When Your Immune System Flips the Script on Exercise

When Your Immune System Flips the Script on Exercise

Your immune system doesn't just fight infections — it influences how your heart speeds up and slows down during exercise. A new study found that immune cells behaving one way at rest can switch roles entirely when older adults start moving, which may help explain why aging affects people's fitness so differently.

Same Cells, Opposite Effects

You might expect that if an immune marker is associated with poorer heart regulation at rest, it would be even worse during the stress of exercise. But a study of 83 older adults in Chile found the opposite. Researchers led by Matías Castillo-Aguilar at the Universidad de Magallanes measured immune cell levels from blood samples and then tracked heart rate variability (HRV) while participants rested, exercised, and recovered [1].

What they found was unexpected: several immune cell types that correlated with worse heart regulation at rest showed attenuated or even reversed associations during exercise. Cells that looked like liabilities in a resting blood panel appeared to behave differently — sometimes more favourably — once the body was under physical stress.

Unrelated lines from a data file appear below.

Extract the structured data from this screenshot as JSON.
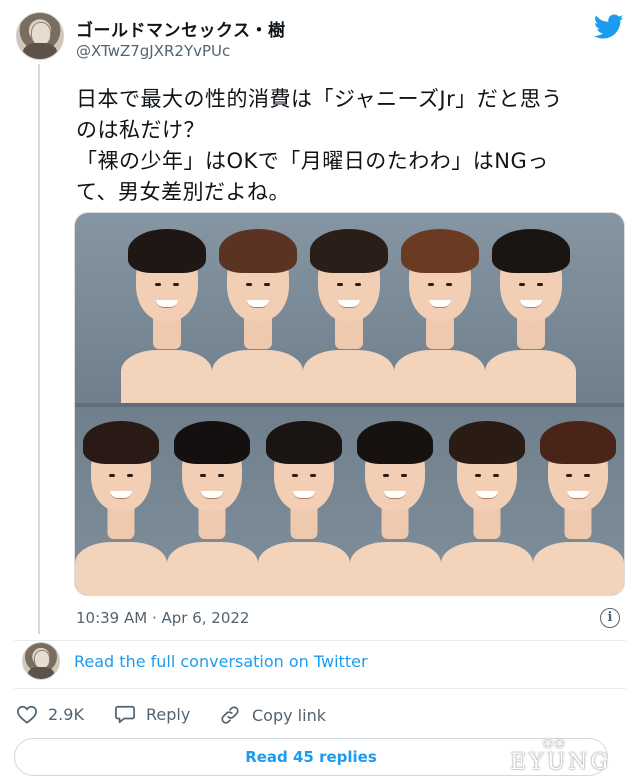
{
  "author": {
    "display_name": "ゴールドマンセックス・樹",
    "handle": "@XTwZ7gJXR2YvPUc"
  },
  "tweet": {
    "lines": [
      "日本で最大の性的消費は「ジャニーズJr」だと思う",
      "のは私だけ？",
      "「裸の少年」はOKで「月曜日のたわわ」はNGっ",
      "て、男女差別だよね。"
    ],
    "timestamp": "10:39 AM · Apr 6, 2022"
  },
  "media": {
    "top_row": [
      {
        "hair": "#1e1714"
      },
      {
        "hair": "#5a3322"
      },
      {
        "hair": "#2a1e18"
      },
      {
        "hair": "#6b3a22"
      },
      {
        "hair": "#1b1512"
      }
    ],
    "bottom_row": [
      {
        "hair": "#2a1a15"
      },
      {
        "hair": "#141010"
      },
      {
        "hair": "#1a1412"
      },
      {
        "hair": "#171210"
      },
      {
        "hair": "#2b1b15"
      },
      {
        "hair": "#4a2418"
      }
    ]
  },
  "conversation": {
    "link_text": "Read the full conversation on Twitter"
  },
  "actions": {
    "like_count": "2.9K",
    "reply_label": "Reply",
    "copy_label": "Copy link"
  },
  "replies_button": "Read 45 replies",
  "watermark": "EYUNG",
  "colors": {
    "twitter_blue": "#1d9bf0",
    "secondary_text": "#536471",
    "divider": "#e7ecf0"
  }
}
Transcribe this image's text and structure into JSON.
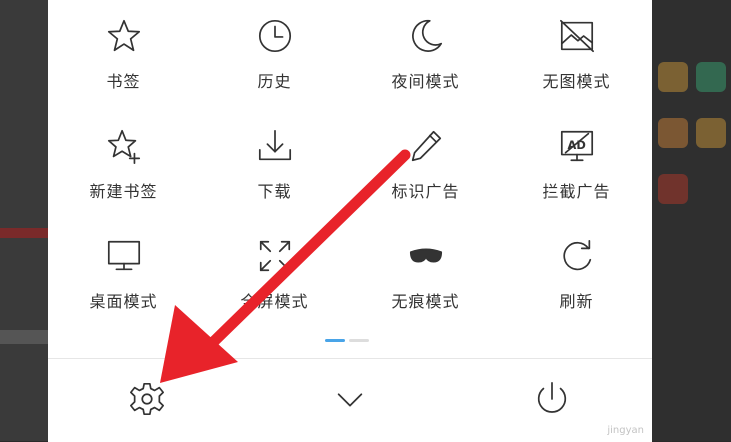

This inversion pattern appeared across multiple cell types and heart rate measures, suggesting it's a real feature of how the immune and nervous systems interact.

What the Study Actually Did

The idea that the immune and nervous systems talk to each other isn't new. The nervous system can modulate immune activity through pathways like the vagus nerve's inflammatory reflex [2], and immune cells can in turn influence neural signalling through cytokines and direct contact with nerve endings [3]. HRV itself — the beat-to-beat variation in heart rate that reflects autonomic flexibility — is increasingly recognised as a functional marker of how well that regulatory system holds up with age [4]. What's been missing is evidence of how this crosstalk behaves dynamically during physical stress, rather than just at rest.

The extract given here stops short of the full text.